Same with majority failure. The result is that a higher preference may count *the same* as a lower one. It's the "approval problem"

Original Bucklin: under the multiple majority at a higher preference rule, the system ignores the higher antipreference votes, using only lower-level antiapproval information. It does count the higher antipreference votes, but not to distinguish between those candidates. I haven't done so, but I could show some problem scenarios. It solves the "approval problem," but at the cost of apparent expressed utility.

Wasted.

I have no doubt that original Bucklin, even properly analyzed -- which Warren did not do -- loses some expressed utility. I'd expect MAV to do so in the opposite direction. EMAV would fall in the middle.


EMAV: The system uses all the votes in the two cases (multiple majority and majority failure.) Thus lower preference votes do count, but only at deprecated value. The difference between full preference and minimal approval is 1/2 vote. The difference between full prefeence and the below-approval rank that is above maximum opposition is 3/4 vote. So EMAV is intermediate to original Bucklin and MAV.


No. GMJ or MJ are intermediate.

GMJ and MJ are *also* intermediate. Jameson, in pursuit of attempting to make me wrong, you are losing perspective.

 EMAV throws the Bucklin principle out the window,

Silly. It uses the Bucklin principle, flipping to Range only in the ambiguous situations.

which means that in many or most elections, even if you have perfect knowledge of other voters, no non-extreme ballot is strategically optimal.

You have made that up about Range. I can take that apart easily. Shall we look at that.

This is a comment about Range, not about EMAV or Bucklin.

Thus, EMAV will encourage many more voters to exaggerate than in other rated Bucklin systems, including MJ, GMJ, MAV, MCA, Original Bucklin, Bucklin//Condorcet, etc. The quality of the ballot information, and its usefulness for analysis (be it score, Condorcet, or other) will be lower.

This is FairVote thinking, ultimately. It assumes that voters are controlled by a deathly fear of "harming their favorite." Real voters liberally voted lower preferences in the contested public elections. There was one exception that I know of, I think there was a single San Francisco election where they didn't. Election conditions vary.

The same argument could be used against Approval, for sure, and against Range, in general. EMAV is designed as a transitional system, to introduce a range ballot and to allow its evaluation under certain circumstances as Range.

I have challenged, many times, the whole concept of "exaggeration" as applied to Range voting. Voters will vote their preferences. Some will not understand at first, but that won't lead them *far* astray. There is a whole history of the claim of "exaggeration" as respects Range. It is not an honorable history. It's essentially an oxymoron.

This is the foundation of it, right with approval: the voter supposedly approves of two candidates, but votes only for one, because they prefer that one.
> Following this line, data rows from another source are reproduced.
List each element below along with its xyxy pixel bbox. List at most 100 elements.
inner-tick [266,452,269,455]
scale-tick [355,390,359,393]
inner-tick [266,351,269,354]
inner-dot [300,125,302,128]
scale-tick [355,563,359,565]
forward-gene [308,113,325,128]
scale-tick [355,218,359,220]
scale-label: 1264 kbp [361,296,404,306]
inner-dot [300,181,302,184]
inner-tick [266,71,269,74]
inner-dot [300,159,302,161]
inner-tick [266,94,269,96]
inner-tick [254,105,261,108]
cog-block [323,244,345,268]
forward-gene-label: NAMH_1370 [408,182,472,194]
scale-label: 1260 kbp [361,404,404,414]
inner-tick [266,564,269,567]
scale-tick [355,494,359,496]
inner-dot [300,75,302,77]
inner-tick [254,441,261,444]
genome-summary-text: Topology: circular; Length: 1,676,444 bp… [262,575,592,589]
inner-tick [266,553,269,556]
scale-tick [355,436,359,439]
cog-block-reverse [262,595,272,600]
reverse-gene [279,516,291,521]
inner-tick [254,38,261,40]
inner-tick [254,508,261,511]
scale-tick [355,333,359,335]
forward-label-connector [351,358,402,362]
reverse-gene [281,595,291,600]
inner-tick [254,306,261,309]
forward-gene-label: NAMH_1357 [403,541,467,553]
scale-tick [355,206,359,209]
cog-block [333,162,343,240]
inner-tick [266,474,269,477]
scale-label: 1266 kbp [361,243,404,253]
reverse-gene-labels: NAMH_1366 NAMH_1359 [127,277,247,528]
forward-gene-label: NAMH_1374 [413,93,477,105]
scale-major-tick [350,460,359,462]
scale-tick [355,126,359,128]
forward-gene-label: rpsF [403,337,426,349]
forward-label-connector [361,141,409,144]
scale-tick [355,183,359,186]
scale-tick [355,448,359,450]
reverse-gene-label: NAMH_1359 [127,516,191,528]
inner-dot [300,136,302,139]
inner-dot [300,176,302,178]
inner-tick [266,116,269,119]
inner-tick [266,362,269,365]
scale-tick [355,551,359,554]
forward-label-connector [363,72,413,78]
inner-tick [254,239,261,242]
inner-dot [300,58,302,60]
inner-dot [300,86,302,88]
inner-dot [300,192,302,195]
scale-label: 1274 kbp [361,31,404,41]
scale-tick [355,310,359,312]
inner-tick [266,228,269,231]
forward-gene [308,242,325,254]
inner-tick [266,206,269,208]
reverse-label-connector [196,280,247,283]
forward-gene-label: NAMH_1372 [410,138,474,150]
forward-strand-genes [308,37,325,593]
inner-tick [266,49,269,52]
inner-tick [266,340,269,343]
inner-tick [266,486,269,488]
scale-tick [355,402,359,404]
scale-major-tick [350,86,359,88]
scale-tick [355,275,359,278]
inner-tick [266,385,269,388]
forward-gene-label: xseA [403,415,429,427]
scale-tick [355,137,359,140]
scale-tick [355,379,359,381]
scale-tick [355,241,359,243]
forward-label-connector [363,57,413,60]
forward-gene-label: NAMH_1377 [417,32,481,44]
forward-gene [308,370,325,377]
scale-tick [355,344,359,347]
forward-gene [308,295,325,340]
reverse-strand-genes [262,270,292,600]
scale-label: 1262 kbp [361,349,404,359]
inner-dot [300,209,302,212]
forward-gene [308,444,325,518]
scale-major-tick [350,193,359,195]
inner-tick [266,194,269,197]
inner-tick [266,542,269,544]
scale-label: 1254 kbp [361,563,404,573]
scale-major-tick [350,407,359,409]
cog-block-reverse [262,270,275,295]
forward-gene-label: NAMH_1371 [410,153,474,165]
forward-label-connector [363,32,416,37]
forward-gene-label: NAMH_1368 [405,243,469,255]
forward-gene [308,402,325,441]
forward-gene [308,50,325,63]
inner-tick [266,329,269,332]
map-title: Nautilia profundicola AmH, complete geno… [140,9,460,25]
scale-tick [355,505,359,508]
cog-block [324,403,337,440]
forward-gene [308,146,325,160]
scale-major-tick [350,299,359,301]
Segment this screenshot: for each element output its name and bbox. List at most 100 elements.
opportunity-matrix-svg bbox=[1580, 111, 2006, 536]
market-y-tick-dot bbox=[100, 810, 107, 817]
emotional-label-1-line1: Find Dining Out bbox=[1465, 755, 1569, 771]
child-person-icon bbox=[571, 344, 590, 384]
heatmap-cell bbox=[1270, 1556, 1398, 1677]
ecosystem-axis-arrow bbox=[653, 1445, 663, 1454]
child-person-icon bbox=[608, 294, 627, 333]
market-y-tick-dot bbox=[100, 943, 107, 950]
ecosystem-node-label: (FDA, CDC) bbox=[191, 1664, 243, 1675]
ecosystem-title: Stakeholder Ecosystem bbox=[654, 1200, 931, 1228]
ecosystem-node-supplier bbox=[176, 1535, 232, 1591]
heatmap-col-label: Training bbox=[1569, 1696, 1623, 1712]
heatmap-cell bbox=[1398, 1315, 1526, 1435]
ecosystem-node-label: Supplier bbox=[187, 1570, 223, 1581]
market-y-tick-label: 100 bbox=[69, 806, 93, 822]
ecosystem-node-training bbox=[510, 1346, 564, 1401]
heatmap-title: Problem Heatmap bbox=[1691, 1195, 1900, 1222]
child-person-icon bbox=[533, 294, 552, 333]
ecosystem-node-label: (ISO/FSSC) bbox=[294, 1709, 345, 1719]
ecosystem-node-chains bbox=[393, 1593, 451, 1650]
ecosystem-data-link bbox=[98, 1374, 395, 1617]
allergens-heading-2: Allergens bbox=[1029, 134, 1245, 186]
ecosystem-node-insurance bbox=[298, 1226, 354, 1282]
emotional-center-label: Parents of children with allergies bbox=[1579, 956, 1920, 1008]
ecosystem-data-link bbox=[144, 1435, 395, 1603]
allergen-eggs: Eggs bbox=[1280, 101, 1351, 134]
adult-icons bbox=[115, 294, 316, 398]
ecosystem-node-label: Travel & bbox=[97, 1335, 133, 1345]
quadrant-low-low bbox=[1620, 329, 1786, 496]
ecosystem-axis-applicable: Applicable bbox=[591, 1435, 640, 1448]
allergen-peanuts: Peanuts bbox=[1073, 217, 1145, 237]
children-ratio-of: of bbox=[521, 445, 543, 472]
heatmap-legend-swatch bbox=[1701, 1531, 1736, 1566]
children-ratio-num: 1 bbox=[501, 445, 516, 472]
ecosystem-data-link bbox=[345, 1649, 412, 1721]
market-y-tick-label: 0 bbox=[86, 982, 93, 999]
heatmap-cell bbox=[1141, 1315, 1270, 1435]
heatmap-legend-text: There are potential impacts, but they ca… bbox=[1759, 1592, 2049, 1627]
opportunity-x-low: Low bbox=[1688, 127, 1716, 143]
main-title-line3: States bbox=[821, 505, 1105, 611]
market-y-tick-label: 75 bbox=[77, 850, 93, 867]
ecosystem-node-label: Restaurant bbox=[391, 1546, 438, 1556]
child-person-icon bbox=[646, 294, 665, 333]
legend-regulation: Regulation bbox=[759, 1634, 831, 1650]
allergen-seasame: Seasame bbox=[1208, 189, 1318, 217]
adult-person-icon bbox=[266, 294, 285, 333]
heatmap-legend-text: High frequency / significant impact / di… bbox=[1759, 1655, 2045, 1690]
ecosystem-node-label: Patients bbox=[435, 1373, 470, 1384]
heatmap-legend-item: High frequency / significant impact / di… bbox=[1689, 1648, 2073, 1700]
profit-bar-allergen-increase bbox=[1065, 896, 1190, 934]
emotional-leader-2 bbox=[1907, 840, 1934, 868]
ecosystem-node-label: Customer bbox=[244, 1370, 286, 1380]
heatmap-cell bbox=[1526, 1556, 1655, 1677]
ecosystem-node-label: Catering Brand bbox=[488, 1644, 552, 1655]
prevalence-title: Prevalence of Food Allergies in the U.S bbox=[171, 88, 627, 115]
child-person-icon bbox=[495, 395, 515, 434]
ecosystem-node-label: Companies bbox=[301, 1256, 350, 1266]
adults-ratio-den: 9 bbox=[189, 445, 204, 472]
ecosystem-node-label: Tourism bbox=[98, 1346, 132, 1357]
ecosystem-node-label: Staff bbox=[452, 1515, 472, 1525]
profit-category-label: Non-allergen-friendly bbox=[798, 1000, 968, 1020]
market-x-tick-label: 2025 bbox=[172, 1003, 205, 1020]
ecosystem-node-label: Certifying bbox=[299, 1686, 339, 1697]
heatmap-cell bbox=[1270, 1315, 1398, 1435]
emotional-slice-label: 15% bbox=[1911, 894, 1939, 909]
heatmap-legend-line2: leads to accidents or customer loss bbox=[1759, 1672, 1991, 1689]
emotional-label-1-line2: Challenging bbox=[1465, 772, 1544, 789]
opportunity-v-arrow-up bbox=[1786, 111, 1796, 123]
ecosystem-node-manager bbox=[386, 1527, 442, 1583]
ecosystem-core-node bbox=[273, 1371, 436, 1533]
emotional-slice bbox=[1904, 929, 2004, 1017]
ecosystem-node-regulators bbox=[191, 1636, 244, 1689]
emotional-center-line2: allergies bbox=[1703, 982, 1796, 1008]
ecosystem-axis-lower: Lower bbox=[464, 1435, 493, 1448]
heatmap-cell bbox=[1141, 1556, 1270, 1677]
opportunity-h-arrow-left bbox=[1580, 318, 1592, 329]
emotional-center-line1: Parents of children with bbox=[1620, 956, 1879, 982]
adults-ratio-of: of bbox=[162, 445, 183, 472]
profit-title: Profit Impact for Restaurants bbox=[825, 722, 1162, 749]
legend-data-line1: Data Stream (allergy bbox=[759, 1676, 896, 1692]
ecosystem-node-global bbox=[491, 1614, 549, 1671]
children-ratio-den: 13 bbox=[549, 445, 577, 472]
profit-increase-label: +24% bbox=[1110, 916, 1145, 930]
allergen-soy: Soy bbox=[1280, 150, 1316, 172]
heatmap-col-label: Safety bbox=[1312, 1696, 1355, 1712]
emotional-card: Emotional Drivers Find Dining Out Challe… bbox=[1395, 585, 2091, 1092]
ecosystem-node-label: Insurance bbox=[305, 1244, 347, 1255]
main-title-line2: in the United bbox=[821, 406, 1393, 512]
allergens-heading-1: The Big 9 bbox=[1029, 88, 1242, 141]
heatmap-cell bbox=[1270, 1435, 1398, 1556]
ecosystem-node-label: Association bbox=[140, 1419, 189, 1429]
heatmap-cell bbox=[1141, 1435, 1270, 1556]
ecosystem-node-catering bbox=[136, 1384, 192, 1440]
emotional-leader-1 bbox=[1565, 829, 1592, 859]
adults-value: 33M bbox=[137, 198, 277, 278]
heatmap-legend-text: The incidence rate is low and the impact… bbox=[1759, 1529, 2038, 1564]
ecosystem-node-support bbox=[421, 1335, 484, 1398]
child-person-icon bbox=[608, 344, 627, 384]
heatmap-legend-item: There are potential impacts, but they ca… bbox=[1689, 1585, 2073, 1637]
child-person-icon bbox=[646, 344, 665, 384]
There is no absolute condition called "approval." Approval is a *choice,* so what is really being said is that the voter chooses two candidates, but only chooses one.

Yes, there may be strategic pressure; the voter makes the choice by balancing *preference strength* with *election probabilities.*

This is the ordinary process of choice in life. We do it all the time.

The more I discuss it, Jameson, the more I'm convinced, so far. If I had time, I'd do the BR studies myself. But I don't.